As a columnist for the most renowned publication within a small radius of Matthews Chevrolet, it’s my duty to comment on events that lay at the forefront of our cultural spectrum. So, what better way to start the semester than with a play-by-play review of the one television event that’s sure to have had everybody glued to their seats with friends, family, a six-pack of beer and some chicken wings — last night’s premiere of Steven Spielberg’s new episodic drama, “Smash.”
In the first quarter of the show, we’re introduced to our protagonists, two struggling actresses, both with grandiose dreams of Broadway stardom. We have Karen (Katharine McPhee, runner-up on the fifth season of “American Idol”), a New York newcomer whose full potential is yet to be realized, and Ivy (Megan Hilty, episode 1.24 of “Melissa & Joey”), a seasoned ensemble veteran with an insatiable desire for a lead role.
While “Smash” gives its audience a look into the world of a Broadway show in the making, at its core, it’s about the journey of these two ambitious women.
Next, we meet Broadway-writing team Julia and Tom (Debra Messing and Christian Borle). We’re made aware that Julia is at a crossroad in her life. While her husband was under the impression that she was going to take the season off and focus her efforts on adopting a baby, Julia is itching to get back on the field and go into production on a new musical about Marilyn Monroe, for which her partner Tom has already written a number.
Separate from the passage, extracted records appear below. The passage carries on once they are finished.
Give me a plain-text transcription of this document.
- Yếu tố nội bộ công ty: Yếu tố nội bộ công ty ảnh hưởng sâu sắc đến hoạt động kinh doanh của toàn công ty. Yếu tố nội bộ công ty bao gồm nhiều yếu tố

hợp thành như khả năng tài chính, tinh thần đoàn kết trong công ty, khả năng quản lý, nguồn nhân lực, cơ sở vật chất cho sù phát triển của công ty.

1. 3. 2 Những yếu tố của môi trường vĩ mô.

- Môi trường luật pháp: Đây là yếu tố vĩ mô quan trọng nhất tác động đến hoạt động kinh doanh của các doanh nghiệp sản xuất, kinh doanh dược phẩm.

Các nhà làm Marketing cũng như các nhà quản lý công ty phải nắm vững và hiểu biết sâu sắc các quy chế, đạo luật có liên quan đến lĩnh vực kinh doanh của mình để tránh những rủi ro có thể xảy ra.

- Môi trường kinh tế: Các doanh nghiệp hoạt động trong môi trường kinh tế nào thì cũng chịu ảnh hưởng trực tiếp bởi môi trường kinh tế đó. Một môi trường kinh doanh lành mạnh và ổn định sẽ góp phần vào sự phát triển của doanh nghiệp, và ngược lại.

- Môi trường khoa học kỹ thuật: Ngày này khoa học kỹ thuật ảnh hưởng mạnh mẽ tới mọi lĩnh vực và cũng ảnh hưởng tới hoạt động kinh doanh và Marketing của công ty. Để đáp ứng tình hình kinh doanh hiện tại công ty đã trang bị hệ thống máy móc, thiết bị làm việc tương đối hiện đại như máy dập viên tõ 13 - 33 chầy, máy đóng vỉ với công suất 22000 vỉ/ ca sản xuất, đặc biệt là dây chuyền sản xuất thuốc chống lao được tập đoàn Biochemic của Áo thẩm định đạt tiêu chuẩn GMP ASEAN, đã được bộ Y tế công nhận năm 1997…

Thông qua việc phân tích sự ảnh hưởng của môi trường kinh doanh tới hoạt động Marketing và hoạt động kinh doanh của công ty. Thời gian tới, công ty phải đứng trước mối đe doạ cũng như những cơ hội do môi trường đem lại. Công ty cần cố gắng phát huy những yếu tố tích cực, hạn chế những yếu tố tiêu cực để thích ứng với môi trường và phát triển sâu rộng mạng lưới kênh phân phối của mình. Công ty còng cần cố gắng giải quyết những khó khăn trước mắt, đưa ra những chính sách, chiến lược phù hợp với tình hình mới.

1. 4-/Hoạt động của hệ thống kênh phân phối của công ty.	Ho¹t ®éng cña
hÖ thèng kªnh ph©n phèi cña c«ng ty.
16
Julia and Tom recruit Ivy to record a cut of the song Tom wrote in effort to spark interest in potential investors, but wait! Tom’s new assistant intercepts the recording and hands it off to his mother, who goes ahead and passes it on to the copyright-free www.Youlenz.com. What a disaster! Or is it? Broadway critics love it, shot-gunning “Marilyn: The Musical” into production.
Around halftime, I’m confident that most of you took a break to watch Madonna’s new music video before continuing with the show.
Then, enter Eileen Rand (Anjelica Huston), a big-time theatre producer who’s currently going through a messy divorce. We learn that she’s rushing to hold onto the funds for her passion project, which is a revival of “My Fair Lady.” However, the funding is deep in the pocket of her soon-to-be ex-husband, and he’s protected by a very strong line of defense attorneys.
Despite this, Rand goes ahead with pre-production on “Marilyn,” bringing in a well-respected director-choreographer and the promise of big money.
Then comes the episode’s climax — auditions for “Marilyn: The Musical.” While many hopefuls line the hallway outside of the casting room, we all know the role of Marilyn is going to come down to either Ivy or Karen. While Ivy is the favorite, having had many years of stage experience and the support of writers Julia and Tom, Karen proves to be a strong underdog, winning over the approval of the show’s director.
This audition is by far the most decisive moment in both Ivy and Karen’s lives. Landing the role of Marilyn would be a dream come true for them. It’d be like hitting the lottery, or being elected president, or, for the lack of a better sports reference, winning the U.S. Open.
Whether you’re a die-hard fan of television or you’re just into it for fantasy — like “Game Of Thrones” — good TV is good TV, and “Smash” is well-deserving of any TV addict’s attention.